Processing.js is the little sister project of the popular visual programming language, but designed for the web.
Processing.js helps you to make your data visualizations, digital art, interactive animations, educational graphs, video games, etc. work using web standards and without any plug-ins. You only write code using the Processing language, include it in your web page, and Processing.js does the rest. It's not magic, but almost.

Originally developed by Ben Fry and Casey Reas, this started as an open source programming language based on Java to help the electronic arts and visual design communities learn the basics of computer programming in a visual context.Processing.js takes this to the next level, allowing Processing code to be run to any HTML5 compatible browser, including current versions of Firefox, Safari, Chrome, Opera, and even the upcoming Internet Explorer 9. Processing.js brings the best of visual programming to the web, both for Processing and web developers.

Ok, so when or where could I use it?

It's simple, for example: when you need to implement some animation or visual interaction without using Adobe's Flash, or when you want to make new interfaces (like using Arduino) or maybe if you want to put multimedia. That's why I like this.

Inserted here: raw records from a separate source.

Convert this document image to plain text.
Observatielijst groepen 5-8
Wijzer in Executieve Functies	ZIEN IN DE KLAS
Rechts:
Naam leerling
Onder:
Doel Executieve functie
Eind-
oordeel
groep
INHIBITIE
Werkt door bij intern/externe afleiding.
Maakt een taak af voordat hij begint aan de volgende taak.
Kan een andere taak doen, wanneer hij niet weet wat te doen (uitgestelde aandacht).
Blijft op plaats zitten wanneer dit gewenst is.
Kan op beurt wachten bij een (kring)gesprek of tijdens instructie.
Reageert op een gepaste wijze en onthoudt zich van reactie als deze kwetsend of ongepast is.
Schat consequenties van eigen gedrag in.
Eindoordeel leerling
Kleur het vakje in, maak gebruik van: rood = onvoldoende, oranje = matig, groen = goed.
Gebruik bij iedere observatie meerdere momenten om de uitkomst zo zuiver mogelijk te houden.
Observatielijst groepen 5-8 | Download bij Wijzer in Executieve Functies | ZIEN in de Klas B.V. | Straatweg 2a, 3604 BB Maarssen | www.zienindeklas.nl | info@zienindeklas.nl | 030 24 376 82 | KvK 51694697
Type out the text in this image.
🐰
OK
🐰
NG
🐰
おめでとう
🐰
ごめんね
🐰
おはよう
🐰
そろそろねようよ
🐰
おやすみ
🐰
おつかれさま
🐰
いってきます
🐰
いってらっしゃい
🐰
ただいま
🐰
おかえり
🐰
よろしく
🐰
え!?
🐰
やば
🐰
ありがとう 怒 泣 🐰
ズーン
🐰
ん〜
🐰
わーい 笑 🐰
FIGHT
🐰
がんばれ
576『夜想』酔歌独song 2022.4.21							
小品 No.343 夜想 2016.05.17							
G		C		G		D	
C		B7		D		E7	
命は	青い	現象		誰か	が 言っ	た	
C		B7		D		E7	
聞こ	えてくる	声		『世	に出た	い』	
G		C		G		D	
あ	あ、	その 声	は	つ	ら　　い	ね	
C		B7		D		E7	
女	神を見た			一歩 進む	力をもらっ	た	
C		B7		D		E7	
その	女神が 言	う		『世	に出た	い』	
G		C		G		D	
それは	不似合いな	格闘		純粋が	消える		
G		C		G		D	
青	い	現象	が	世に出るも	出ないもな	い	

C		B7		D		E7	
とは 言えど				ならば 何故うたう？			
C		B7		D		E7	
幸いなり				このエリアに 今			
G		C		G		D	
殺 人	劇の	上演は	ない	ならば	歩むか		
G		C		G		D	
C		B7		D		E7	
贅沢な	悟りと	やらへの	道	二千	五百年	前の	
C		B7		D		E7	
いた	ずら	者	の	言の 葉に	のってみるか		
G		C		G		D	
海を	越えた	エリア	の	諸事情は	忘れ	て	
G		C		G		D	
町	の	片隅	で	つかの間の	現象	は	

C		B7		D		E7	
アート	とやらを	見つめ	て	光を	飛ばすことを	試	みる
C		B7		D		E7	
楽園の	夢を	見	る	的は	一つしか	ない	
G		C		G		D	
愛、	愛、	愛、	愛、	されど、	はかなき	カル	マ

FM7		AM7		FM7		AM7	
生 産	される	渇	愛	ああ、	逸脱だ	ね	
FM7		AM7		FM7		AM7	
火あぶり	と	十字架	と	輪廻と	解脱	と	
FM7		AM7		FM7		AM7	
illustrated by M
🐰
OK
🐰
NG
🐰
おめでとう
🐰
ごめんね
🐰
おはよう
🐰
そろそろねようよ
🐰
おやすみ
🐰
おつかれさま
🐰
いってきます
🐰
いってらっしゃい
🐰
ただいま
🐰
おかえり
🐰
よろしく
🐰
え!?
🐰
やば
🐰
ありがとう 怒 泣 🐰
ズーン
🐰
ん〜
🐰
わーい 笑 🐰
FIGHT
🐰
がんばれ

Well, first of all you'll need the Processing.js (which could be downloaded here), and include it on your page:

<script src="processing-1.0.0.min.js"></script>

Then, wherever you want to use it just put it inside a canvas element (note: of course it has to be HTML5 canvas, which I will speak on my next post).

<canvas data-processing-sources="MySuperDuperInteractionFile.pjs."></canvas>

Load your web page, and it will parse, translate, and run your sketch in the browser... Tadaaaa! =)

In my experience, I've always hated those basic HELLO WORLD examples so here is a little example.
I won't explain all the Processing language, this will just show you a little bouncing ball, nothing great                               because out there you can find lots of more complex examples.

  float frame = 0;         // we start at frame 0
  float framerate = 24;    // our "sketch" will have a framerate of 24 frames per second.

  int ball_x;              // ball x coordinate
  int ball_y;              // ball y coordinate
  int ball_radius = 20;    // ball radius

  void setup() {
    size(200,200);         // set draw area size
    frameRate(framerate);  // set animation framerate
    ball_x = width/2;      // set the initial ball coordinates
    ball_y = ball_radius;  // set the initial ball coordinates
    stroke(#003300);       // set the default shape outline colour
    fill(#0000FF);         // set the default shape fill colour

  void draw() {
    frame++;                       // note that we're one frame further than last time
    float bounce_height = height/2 * abs(sin(PI*frame/framerate));  // compute the ball height for this frame
    float ball_height = height - (bounce_height+ball_radius);       // because the top of the screen is 0, and the bottom is "height",
    background(#FFFFEE);           // clear the drawing area
    ball_y = (int) (ball_height);  // set the new ball y position
    ellipse(ball_x,ball_y,ball_radius,ball_radius);                 // draw the ball

What can we see here?

If you noticed, we have three main sections, the global variables (nothing to say) the setup method which sets the configuration that will be used in our sketch and the draw method which well...will draw our sketch.

Wait a minute, Sketch?, yeap... sketches are the main way to use this program. If you remember Adobe Flash you'll easy understand a sketch because it works similar, they are like small scenes which together make a movie, and just as happens in it, you can use several sketches to make more complex things.

That's all folks! (for now).
Hope you have enjoyed this small change, as someone said before: Ruby is not the first nor will be the last programming language, it is always good to have alternatives.